Larger programs need dedicated capacity. Consider establishing a PMO, but aim to keep it out of the administration of the program, and use it effectively to help support the change as well as reporting on progress.

In many developing country governments PMOs are largely administrative arrangements aimed at serving donor procurement and administrative requirements. Don’t fall into this trap. While this capacity is needed to mobilize financing, do try to make these offices into something more meaningful, and if necessary, establish a separate initiative outside the constraints of a particular donor program.

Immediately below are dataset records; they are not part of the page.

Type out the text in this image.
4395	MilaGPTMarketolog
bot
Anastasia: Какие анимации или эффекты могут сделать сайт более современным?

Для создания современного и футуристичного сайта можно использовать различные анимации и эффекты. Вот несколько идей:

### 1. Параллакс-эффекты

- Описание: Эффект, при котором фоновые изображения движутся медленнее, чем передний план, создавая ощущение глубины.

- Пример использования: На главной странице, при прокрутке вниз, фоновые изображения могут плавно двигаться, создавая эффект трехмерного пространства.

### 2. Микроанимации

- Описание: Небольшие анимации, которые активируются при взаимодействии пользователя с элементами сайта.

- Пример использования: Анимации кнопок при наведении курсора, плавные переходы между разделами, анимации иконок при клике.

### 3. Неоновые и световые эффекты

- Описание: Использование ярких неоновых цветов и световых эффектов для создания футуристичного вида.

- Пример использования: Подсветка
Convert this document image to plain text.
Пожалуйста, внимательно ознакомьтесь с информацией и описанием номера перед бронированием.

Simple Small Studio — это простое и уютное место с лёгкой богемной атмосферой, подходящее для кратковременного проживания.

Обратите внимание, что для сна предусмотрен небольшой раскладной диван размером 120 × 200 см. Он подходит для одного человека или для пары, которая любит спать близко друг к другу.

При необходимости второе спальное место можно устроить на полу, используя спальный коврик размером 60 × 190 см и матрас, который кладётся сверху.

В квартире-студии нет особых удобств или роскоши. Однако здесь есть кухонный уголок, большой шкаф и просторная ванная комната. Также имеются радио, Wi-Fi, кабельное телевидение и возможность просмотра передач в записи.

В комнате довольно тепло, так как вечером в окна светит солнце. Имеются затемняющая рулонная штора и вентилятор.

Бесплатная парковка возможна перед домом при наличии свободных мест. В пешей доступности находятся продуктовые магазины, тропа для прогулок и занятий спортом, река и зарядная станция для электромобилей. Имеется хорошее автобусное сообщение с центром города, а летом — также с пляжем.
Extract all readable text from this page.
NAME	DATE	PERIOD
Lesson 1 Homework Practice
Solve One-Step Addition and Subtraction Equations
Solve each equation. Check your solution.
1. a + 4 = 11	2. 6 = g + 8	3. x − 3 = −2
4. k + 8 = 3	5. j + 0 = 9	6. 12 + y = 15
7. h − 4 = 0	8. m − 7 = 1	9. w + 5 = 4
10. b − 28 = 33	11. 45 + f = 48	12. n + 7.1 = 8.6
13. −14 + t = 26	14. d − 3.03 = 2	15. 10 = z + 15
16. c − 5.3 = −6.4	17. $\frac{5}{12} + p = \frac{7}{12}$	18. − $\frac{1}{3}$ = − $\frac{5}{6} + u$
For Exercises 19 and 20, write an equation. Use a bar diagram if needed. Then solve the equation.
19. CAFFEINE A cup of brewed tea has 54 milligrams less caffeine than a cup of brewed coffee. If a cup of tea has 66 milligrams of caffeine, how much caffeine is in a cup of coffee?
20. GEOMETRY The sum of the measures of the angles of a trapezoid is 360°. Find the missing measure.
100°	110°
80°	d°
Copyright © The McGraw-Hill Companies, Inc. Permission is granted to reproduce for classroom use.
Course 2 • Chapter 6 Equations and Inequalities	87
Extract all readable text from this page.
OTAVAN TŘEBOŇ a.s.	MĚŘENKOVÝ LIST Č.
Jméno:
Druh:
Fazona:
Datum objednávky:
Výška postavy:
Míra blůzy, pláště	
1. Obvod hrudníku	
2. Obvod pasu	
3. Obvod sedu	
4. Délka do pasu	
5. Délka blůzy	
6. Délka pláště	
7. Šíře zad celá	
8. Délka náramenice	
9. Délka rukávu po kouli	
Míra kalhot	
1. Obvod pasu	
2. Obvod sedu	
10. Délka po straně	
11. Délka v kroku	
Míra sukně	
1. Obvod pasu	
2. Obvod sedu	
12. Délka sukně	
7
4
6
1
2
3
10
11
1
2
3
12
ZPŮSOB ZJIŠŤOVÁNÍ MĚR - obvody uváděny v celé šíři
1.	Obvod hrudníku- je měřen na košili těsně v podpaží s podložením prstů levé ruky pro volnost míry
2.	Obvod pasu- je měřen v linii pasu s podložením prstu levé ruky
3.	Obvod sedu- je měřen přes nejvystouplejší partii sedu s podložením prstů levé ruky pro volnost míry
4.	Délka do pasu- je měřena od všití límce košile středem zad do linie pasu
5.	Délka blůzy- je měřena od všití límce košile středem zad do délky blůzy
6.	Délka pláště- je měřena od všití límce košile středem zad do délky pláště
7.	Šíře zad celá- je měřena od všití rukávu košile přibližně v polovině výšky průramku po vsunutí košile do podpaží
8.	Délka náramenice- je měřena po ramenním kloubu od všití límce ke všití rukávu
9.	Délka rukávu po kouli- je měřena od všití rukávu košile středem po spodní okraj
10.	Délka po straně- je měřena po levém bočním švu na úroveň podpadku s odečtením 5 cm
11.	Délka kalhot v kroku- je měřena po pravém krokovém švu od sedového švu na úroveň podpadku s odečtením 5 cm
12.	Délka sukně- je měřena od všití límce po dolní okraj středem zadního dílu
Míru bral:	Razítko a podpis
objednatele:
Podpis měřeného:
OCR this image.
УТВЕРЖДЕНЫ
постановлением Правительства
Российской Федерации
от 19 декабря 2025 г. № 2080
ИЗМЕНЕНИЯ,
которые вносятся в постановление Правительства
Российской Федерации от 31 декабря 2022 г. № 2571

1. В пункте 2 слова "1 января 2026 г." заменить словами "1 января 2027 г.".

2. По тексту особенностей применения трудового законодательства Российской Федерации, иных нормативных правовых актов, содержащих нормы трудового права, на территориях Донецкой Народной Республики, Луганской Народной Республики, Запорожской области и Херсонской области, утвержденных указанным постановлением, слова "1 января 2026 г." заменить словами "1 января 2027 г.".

You should be able to answer questions like:

  • Is the business case is still valid and unaffected by internal and external events or changes.
  • Can the process handle identification of defects, incomplete or successful works and take decisions on scale-up
  • Are all ongoing risks and issues are being managed effectively in a coordinated manner and do not threaten implementation.
  • Are the stakeholders to the program are ready and support the implementation
  • Does the business and have the necessary resources to implement the change and is the financial health of the program is on track

5.5 Stage 5. Do

Run and review, incorporate, sustain and make continuous. Ideally, you aim to build a system that continuously learn and adjust. Incrementally. One-off transformations are unlikely to stick.

Much has been accomplished by this stage and there is a good basis for the continuation; there are broader change management skills in the organization, there are experiences in sharing knowledge, and most importantly, there is confidence that change is possible.

While the “heroes” from the hectic transformation period are possibly retasked elsewhere, skills have been transferred and others are inspired.

As the leader, tap into these capabilities, you have the basics for a system for continuous change, and most importantly, you have the inspired minds mobilized.